Gunnible also has long-term relationships with domestic companies to juice its oranges, and has recently purchased infrastructure to class and grade the fruit to be bagged up as table fruit.
Gunnible is about to plant another 10 hectares of the Salustiana variety, which equates to about 10,000 trees.
Mr Hoddle is hoping more farmers across the region turn to orange production while the market is so strong.
“Gunnedah is in a very fortunate position in that it has a very strong chamber of commerce, and a brilliant new mayor in Jamie Chaffey, who has extensive dealings with China, and he’s trying to foster relations with its sister city in China,” he said.
NSW orange production up in 2015-16
New South Wales accounted for 23 per cent of the value of Australia’s total agricultural production, nationally worth $56 billion in 2015-16, according to Agricultural Census data released by the Australian Bureau of Statistics (ABS).

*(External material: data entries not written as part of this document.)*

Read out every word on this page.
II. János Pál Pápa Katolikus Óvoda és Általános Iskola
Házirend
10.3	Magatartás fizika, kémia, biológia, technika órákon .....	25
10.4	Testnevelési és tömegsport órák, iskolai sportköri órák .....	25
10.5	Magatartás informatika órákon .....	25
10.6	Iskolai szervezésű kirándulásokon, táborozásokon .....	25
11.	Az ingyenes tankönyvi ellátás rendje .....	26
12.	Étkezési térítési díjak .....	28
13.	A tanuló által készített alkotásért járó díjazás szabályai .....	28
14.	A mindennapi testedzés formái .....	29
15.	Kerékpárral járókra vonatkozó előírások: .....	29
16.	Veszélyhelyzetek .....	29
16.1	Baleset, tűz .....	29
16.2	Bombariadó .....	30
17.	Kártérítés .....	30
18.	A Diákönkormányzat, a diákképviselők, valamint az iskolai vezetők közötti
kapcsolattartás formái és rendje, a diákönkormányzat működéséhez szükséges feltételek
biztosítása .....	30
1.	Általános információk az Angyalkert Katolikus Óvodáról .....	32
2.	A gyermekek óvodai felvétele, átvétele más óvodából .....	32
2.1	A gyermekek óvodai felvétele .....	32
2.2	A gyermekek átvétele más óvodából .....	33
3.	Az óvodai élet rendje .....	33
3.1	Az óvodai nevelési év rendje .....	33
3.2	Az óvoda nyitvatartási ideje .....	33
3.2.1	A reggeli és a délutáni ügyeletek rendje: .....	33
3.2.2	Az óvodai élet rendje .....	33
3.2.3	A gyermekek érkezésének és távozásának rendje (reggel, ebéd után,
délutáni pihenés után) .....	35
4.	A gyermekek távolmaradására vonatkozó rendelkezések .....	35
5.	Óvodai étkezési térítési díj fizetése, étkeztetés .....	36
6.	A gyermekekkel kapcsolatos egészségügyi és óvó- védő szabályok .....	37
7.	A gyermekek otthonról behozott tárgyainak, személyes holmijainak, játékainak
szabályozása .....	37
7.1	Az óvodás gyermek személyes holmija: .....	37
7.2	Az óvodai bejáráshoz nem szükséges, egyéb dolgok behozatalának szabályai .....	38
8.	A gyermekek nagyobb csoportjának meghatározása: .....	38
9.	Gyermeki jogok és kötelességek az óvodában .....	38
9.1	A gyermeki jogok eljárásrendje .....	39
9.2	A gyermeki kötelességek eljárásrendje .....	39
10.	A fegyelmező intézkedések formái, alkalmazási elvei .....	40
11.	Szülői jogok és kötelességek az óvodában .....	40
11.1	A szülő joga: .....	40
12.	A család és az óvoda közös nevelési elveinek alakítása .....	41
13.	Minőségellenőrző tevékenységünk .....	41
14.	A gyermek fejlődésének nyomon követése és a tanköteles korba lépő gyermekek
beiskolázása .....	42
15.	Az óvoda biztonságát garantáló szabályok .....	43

ABS Director of Environment and Agriculture Statistics, Lauren Binns said across Australia in 2015-16 there were a total of 85,681agricultural businesses with 26,124 operating in New South Wales.
The businesses contributed $13.1 billion to the national economy.
“Some of the interesting data for New South Wales was an increase in orange production which rose by 26,000 tonnes (15 per cent) to 193,879 tonnes in 2015-16. The value of the orange crop in that year rose 14 per cent to $148 million.
“And the New South Wales sheep and lamb flock of 26 million head was 38 per cent of the total Australian flock at 30 June 2016,” Ms Binns said.
New South Wales data also showed a 16 per cent drop in water use for agriculture – down from 3,116,490ML in 2014-15 to 2,610,856ML in 2015-16.